La chiesa di San Giuseppe dei Ruffi o chiesa di San Giuseppe dei Ruffo è una chiesa che si erge a margine della piazzetta San Giuseppe dei Ruffi, a Napoli.
La chiesa era parte del monastero fondato nel 1604 da varie nobildonne napoletane tra cui Cassandra Caracciolo, Ippolita e Caterina Ruffo, Caterina Tomacelli, secondo la regola agostiniana. Nel 1611 le monache si trasferirono nel convento di Santa Maria degli Angeli, ribattezzandolo col nome di San Giuseppe, e alcuni anni dopo si decise di costruirgli una nuova chiesa, abbattendo quella esistente, e nuovi chiostri.
Il primitivo progetto risale al 1630 e venne realizzato da Dionisio Nencioni di Bartolomeo (Firenze, 1559 - Napoli, 1638), architetto già operativo ai Girolamini. Frattanto, durante l'intervento del Nencioni di Bartolomeo, si andò realizzando il terzo lato del chiostro di clausura con l'acquisizione di abitazioni limitrofe per terminare l'impianto del chiostro medesimo; nel 1636 erano completi molti ambienti e nel frattempo vennero messi in opera gli arredi.

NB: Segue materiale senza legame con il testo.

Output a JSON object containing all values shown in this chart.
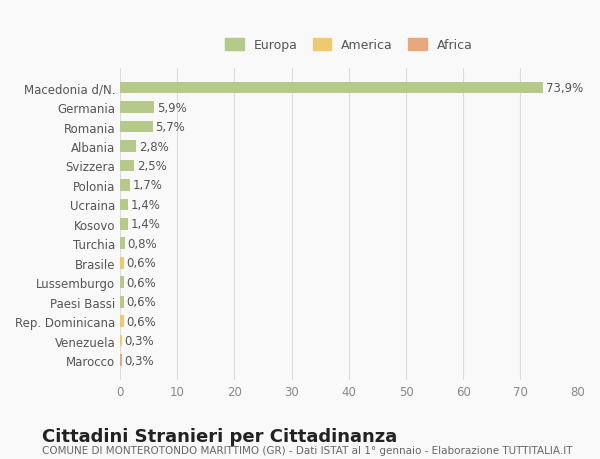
{
  "categories": [
    "Marocco",
    "Venezuela",
    "Rep. Dominicana",
    "Paesi Bassi",
    "Lussemburgo",
    "Brasile",
    "Turchia",
    "Kosovo",
    "Ucraina",
    "Polonia",
    "Svizzera",
    "Albania",
    "Romania",
    "Germania",
    "Macedonia d/N."
  ],
  "values": [
    0.3,
    0.3,
    0.6,
    0.6,
    0.6,
    0.6,
    0.8,
    1.4,
    1.4,
    1.7,
    2.5,
    2.8,
    5.7,
    5.9,
    73.9
  ],
  "labels": [
    "0,3%",
    "0,3%",
    "0,6%",
    "0,6%",
    "0,6%",
    "0,6%",
    "0,8%",
    "1,4%",
    "1,4%",
    "1,7%",
    "2,5%",
    "2,8%",
    "5,7%",
    "5,9%",
    "73,9%"
  ],
  "colors": [
    "#e8a87c",
    "#f0c96e",
    "#f0c96e",
    "#b5c98a",
    "#b5c98a",
    "#f0c96e",
    "#b5c98a",
    "#b5c98a",
    "#b5c98a",
    "#b5c98a",
    "#b5c98a",
    "#b5c98a",
    "#b5c98a",
    "#b5c98a",
    "#b5c98a"
  ],
  "legend_items": [
    {
      "label": "Europa",
      "color": "#b5c98a"
    },
    {
      "label": "America",
      "color": "#f0c96e"
    },
    {
      "label": "Africa",
      "color": "#e8a87c"
    }
  ],
  "xlim": [
    0,
    80
  ],
  "xticks": [
    0,
    10,
    20,
    30,
    40,
    50,
    60,
    70,
    80
  ],
  "title": "Cittadini Stranieri per Cittadinanza",
  "subtitle": "COMUNE DI MONTEROTONDO MARITTIMO (GR) - Dati ISTAT al 1° gennaio - Elaborazione TUTTITALIA.IT",
  "bg_color": "#f9f9f9",
  "grid_color": "#dddddd",
  "bar_height": 0.6,
  "label_fontsize": 8.5,
  "tick_fontsize": 8.5,
  "title_fontsize": 13,
  "subtitle_fontsize": 7.5
}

A metà del secolo una buona parte delle strutture del convento erano terminate, ma mancava la chiesa per la quale venne commissionato un progetto a Dionisio Lazzari. Nel 1669 erano pronti i piloni della prima cupola; la seconda calotta, ideata da Arcangelo Guglielmelli, risale al 1720, mentre nel 1734 fu ultimata una terza cupola, successivamente affrescata. Coeva alla costruzione dei suddetti piloni è la navata, mentre tra il 1681 eil 1686 si realizzò l'altare maggiore su disegno del Lazzari.
Alla morte di questi, avvenuta nel 1689, subentrò il suo collaboratore il Guglielmelli, il quale terminò la navata e iniziò a dirigere i lavori per l'atrio, il cui cantiere si protrasse fino al 1725in seguito alle interruzioni del 1722 causate da alcune controversie tra i monasteri limitrofi; il Guglielmelli nella sua opera di completamento venne coadiuvato dal figlio Marcello.

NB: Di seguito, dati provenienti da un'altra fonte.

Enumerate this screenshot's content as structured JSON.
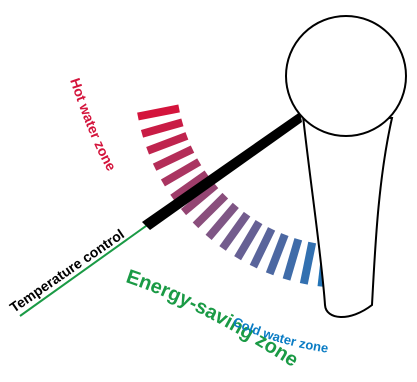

Dopo la morte del Guglielmelli, avvenuta nel 1723, l'opera fu per breve tempo portata avanti dal figlio, che tuttavia non riparerò i danni dei terremoti precedenti e quindi venne liquidato e sostituito, nella carica di architetto del cantiere, da Nicola Tagliacozzi Canale, che provvide a mettere in sicurezza le strutture e a ridecorare l'interno con i marmi commessi. Per far fronte ai successivi dissesti strutturali fu nominato ingegnere del convento Mario Gioffredo, che mise di nuovo in sicurezza il complesso conventuale. Nel XIX secolo venne eliminato un lato del chiostro grande per la creazione di via Duomo, con l'innesto, all'interno dell'area, di una cortina residenziale.
La facciata della chiesa ha una struttura a portico con corpo superiore avanzato; l'atrio è preceduto da una doppia rampa di scala ed il corpo superiore ha il timpano di derivazione borrominiana, forse per i contatti culturali che avevano i progettisti napoletani con Roma.
L'interno, a croce latina con cappelle, è decorato da marmi commessi. L'altare maggiore è stato realizzato dallo stesso Dionisio Lazzari, con sculture di Matteo Bottiglieri; l'altare del transetto destro fu disegnato dallo stesso Arcangelo Guglielmelli con Sacra Famiglia del Pomarancio; il transetto sinistro presenta invece un altare di Bartolomeo e Pietro Ghetti, su disegno del Vinaccia, con statue di Giuseppe Sammartino e dei fratelli Ghetti, e una tela di Luca Giordano.
La cupola fu affrescata da Francesco de Mura; in una cappella a sinistra è conservata la Crocifissione di Giacinto Diano.
Furono eretti nel XVII secolo su progetto di Dionisio Lazzari per volontà delle quattro donne che fondarono il complesso.
La struttura è costituita da due chiostri:
I due chiostri non sono visitabili per la regola di clausura osservata dall'ordine che vi risiede.